You can copy the audio files over to your hard drive.

Find the file CDAUDIO.WAD on the disk (in the audio subfolder) and copy it to the directory where the game was installed, usually C:/Program Files/Core Design/Tomb Raider III/audio.

If that doesn't work, you may need the patch from Eidos.

I seem to recall another possible solution for this, but I'll need to look around a bit for it.


----------



## Couriant (Mar 26, 2002)

make sure that your sound is working with a different program too


----------



## mazengd (Jun 21, 2007)

thank you pals for taking time to answer my question.
by the way the "cdaudi.wad" is the only file in the audio directory, and it's only 7.34 mb !!
is this right ? I downloaded the patch, from eidos; Currently i'm looking for audio files on the internet. because eidos said that you must copy them to the audio folder. bye !


----------



## RT (Aug 20, 2000)

All the audio is accessed from the CDAUDIO.WAD file. You can copy this file from the installation disk to your hard drive.
Actually the purpose of this is have faster access to the file so the CD doesn't have to spin up, so I'm not so sure it will fix your problem.

I think you might have better luck using the Multi Patch developed by the folks at tombraiderchronicles.com.
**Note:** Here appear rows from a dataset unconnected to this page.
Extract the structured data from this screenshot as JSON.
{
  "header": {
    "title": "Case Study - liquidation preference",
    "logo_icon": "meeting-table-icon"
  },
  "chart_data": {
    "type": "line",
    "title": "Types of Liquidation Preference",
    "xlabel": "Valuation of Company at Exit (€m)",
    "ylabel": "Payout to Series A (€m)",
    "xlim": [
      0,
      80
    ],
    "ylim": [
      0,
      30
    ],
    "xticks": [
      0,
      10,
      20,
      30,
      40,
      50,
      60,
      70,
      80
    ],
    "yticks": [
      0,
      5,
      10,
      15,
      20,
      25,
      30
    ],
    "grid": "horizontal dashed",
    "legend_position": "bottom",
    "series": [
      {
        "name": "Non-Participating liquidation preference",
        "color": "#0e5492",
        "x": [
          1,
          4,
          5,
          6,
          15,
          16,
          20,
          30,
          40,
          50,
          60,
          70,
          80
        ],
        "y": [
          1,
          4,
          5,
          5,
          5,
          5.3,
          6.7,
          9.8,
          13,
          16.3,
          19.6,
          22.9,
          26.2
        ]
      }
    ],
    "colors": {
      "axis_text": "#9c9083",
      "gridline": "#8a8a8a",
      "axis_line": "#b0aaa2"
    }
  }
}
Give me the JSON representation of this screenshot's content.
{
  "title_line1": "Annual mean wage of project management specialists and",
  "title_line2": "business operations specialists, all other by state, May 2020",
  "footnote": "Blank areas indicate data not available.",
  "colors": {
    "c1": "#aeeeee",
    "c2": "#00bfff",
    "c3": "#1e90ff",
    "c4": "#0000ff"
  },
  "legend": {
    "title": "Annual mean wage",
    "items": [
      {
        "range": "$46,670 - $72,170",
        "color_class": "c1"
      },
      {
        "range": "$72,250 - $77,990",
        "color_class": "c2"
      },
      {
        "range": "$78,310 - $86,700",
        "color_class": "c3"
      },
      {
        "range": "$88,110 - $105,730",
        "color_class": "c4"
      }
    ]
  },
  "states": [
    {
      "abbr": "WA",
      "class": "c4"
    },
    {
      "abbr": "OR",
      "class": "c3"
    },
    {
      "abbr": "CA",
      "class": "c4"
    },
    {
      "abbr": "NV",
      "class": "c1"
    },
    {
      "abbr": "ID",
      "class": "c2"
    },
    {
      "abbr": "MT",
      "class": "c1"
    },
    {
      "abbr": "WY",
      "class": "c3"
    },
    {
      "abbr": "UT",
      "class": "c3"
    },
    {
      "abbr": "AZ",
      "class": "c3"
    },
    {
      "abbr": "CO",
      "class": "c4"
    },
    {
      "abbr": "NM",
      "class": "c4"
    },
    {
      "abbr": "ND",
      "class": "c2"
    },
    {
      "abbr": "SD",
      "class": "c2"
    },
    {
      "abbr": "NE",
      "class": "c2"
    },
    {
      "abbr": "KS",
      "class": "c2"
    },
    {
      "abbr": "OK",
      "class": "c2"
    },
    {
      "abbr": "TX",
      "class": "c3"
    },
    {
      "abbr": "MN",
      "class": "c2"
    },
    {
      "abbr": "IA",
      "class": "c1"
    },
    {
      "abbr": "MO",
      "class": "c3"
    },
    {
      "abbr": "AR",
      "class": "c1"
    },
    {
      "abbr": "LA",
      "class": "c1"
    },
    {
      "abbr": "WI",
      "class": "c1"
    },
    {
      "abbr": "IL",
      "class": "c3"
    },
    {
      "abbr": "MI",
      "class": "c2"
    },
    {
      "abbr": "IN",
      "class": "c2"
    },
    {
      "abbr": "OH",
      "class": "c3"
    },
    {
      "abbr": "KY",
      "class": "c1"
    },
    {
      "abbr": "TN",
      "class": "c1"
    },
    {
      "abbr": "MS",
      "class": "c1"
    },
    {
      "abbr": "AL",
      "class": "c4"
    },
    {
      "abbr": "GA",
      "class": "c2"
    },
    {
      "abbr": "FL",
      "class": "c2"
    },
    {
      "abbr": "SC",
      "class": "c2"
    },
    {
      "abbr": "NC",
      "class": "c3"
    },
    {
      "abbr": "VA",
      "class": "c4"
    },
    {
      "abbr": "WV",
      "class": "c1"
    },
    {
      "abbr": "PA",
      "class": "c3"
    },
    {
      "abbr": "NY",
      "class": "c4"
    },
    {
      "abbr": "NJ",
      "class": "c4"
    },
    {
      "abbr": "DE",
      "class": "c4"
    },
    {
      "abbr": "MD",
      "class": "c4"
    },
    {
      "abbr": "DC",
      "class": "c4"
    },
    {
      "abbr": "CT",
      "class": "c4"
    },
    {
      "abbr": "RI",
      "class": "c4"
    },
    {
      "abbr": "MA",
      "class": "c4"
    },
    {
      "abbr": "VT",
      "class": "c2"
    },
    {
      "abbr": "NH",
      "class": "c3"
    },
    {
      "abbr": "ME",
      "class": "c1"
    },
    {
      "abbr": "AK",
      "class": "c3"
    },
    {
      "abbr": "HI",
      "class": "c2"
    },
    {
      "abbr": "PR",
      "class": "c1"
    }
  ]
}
It's not official, but Eidos recommends it.

You can get it HERE
Be sure to choose the one named Tomb Raider Multi Patch (new) for XP/Vista. 
This should configure all aspects of the install properly.


----------



## mazengd (Jun 21, 2007)

thanks folks,

It seems that this cd I have is unofficial ! damn it  
anyway, II'll buy the standalone Tomb Raider 3 (I should've done that at the first time)  

thanks one more time for helping me


----------



## Couriant (Mar 26, 2002)

'unofficial'? lol


----------